Une décision juridique qui secoue Lomé
La Cour de justice de la CEDEAO a marqué un tournant dans la crise politique togolaise en qualifiant la réforme constitutionnelle de 2024 de changement inconstitutionnel de gouvernement. Cette décision, rendue à l’été 2026, a relancé les tensions à Lomé et provoqué une mobilisation sans précédent de la société civile.
43 Organisations unies contre la dérive autoritaire
Un collectif de quarante-trois organisations de la société civile, regroupant des ONG locales et internationales, a adressé un plaidoyer solennel aux plus hautes instances de la CEDEAO et de l’Union africaine. Leur objectif : obtenir des sanctions contre le pouvoir togolais pour son recours à une modification constitutionnelle jugée illégale.
Parmi les signataires figurent des associations de défense des droits humains, des collectifs juridiques et des mouvements citoyens africains. Leur argumentaire s’appuie sur une réalité tangible : la réforme de 2024 a transformé le régime politique du Togo, passant d’un système présidentiel à un modèle parlementaire, une manœuvre perçue comme une tentative de contourner la limitation des mandats.

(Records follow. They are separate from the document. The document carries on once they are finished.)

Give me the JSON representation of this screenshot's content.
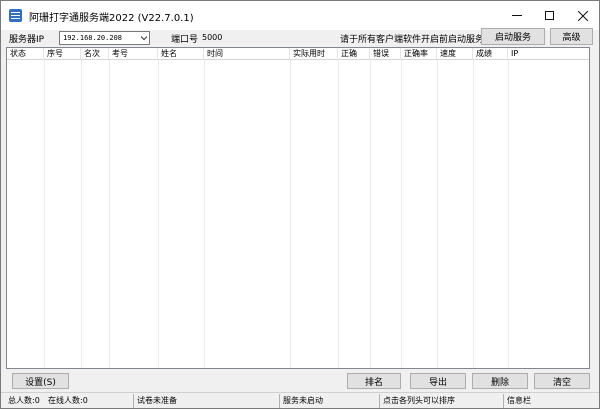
{
  "window": {
    "title": "阿珊打字通服务端2022 (V22.7.0.1)"
  },
  "toolbar": {
    "server_ip_label": "服务器IP",
    "server_ip_value": "192.168.20.208",
    "port_label": "端口号",
    "port_value": "5000",
    "hint": "请于所有客户端软件开启前启动服务",
    "start_label": "启动服务",
    "advanced_label": "高级"
  },
  "table": {
    "columns": [
      "状态",
      "序号",
      "名次",
      "考号",
      "姓名",
      "时间",
      "实际用时",
      "正确",
      "错误",
      "正确率",
      "速度",
      "成绩",
      "IP"
    ]
  },
  "bottom": {
    "settings_label": "设置(S)",
    "rank_label": "排名",
    "export_label": "导出",
    "delete_label": "删除",
    "clear_label": "清空"
  },
  "statusbar": {
    "total_users": "总人数:0",
    "online_users": "在线人数:0",
    "exam_status": "试卷未准备",
    "service_status": "服务未启动",
    "sort_hint": "点击各列头可以排序",
    "info_bar": "信息栏"
  }
}
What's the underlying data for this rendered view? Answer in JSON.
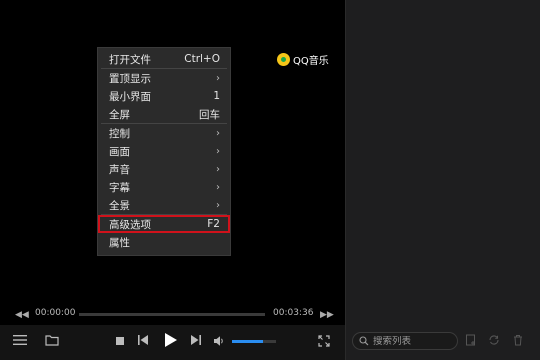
{
  "brand": {
    "logo_text": "QQ音乐",
    "logo_color": "#f5c518",
    "logo_accent": "#1aa64a"
  },
  "context_menu": {
    "items": [
      {
        "label": "打开文件",
        "shortcut": "Ctrl+O",
        "submenu": false
      },
      {
        "label": "置顶显示",
        "shortcut": "",
        "submenu": true
      },
      {
        "label": "最小界面",
        "shortcut": "1",
        "submenu": false
      },
      {
        "label": "全屏",
        "shortcut": "回车",
        "submenu": false
      },
      {
        "label": "控制",
        "shortcut": "",
        "submenu": true
      },
      {
        "label": "画面",
        "shortcut": "",
        "submenu": true
      },
      {
        "label": "声音",
        "shortcut": "",
        "submenu": true
      },
      {
        "label": "字幕",
        "shortcut": "",
        "submenu": true
      },
      {
        "label": "全景",
        "shortcut": "",
        "submenu": true
      },
      {
        "label": "高级选项",
        "shortcut": "F2",
        "submenu": false,
        "highlighted": true
      },
      {
        "label": "属性",
        "shortcut": "",
        "submenu": false
      }
    ],
    "highlight_color": "#d0121b"
  },
  "player": {
    "current_time": "00:00:00",
    "total_time": "00:03:36",
    "seek_progress": 0,
    "volume_level": 0.7,
    "accent_color": "#2a8df0"
  },
  "playlist": {
    "search_placeholder": "搜索列表"
  }
}
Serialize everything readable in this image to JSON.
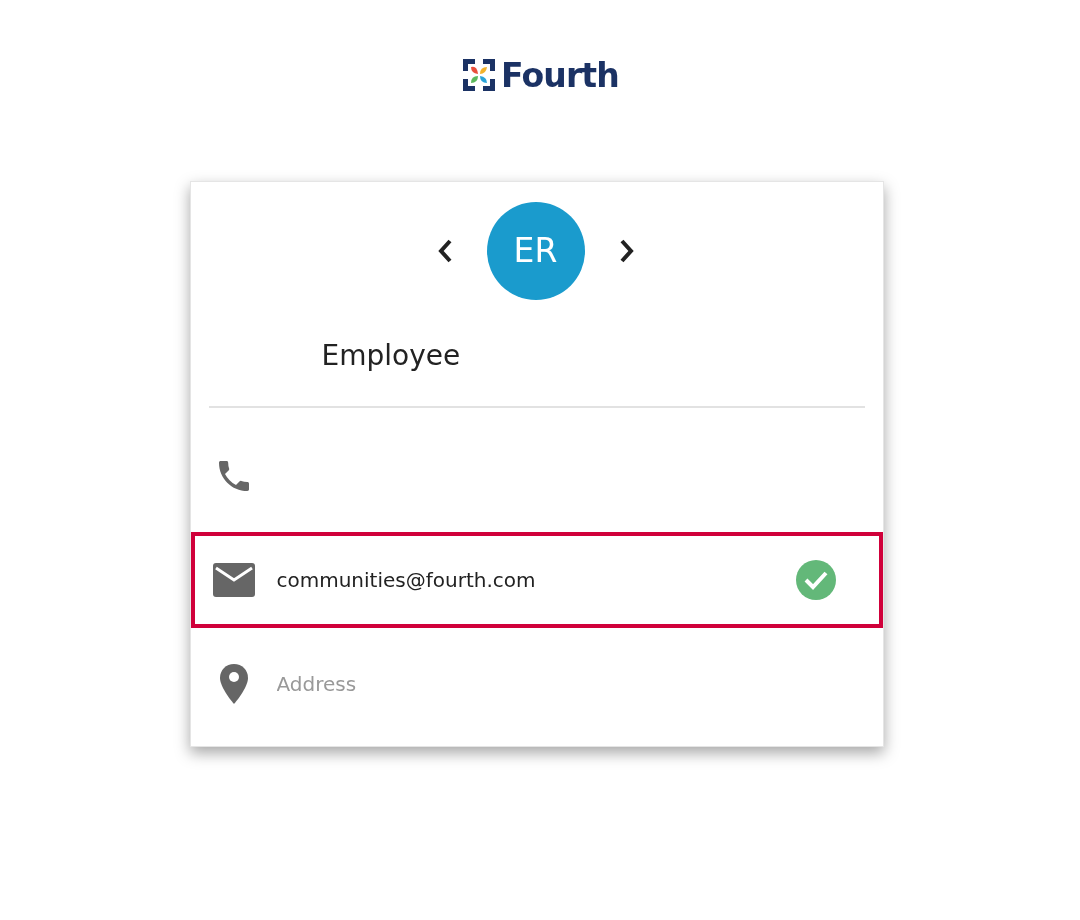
{
  "logo": {
    "text": "Fourth"
  },
  "profile": {
    "initials": "ER",
    "name": "Employee"
  },
  "fields": [
    {
      "kind": "phone",
      "highlighted": false
    },
    {
      "kind": "email",
      "value": "communities@fourth.com",
      "verified": true,
      "highlighted": true
    },
    {
      "kind": "address",
      "placeholder": "Address",
      "highlighted": false
    }
  ]
}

Un constat accablant pour le pouvoir
L’arrêt de la CEDEAO est perçu comme une validation des accusations portées par l’opposition et la société civile depuis plus de deux ans. Pour elles, cette modification de la Constitution avait un objectif clair : permettre au président Faure Gnassingbé de rester au pouvoir sous une nouvelle fonction, celle de Président du Conseil des ministres.
« Cette décision n’est pas une simple recommandation, mais un acte juridique contraignant qui s’impose au Togo », a déclaré le collectif dans une lettre ouverte. Les organisations rappellent que le pays, en tant que membre fondateur de la CEDEAO, est lié par le Protocole additionnel sur la démocratie et la bonne gouvernance de 2001.
Des exigences précises pour une réponse régionale
Le collectif ne se contente pas de saluer l’arrêt de la Cour. Il exige une action immédiate des instances régionales. Voici les principales mesures réclamées :
- Sanctions ciblées : Activation des mécanismes de sanction prévus par le Protocole de la CEDEAO pour violation des principes démocratiques.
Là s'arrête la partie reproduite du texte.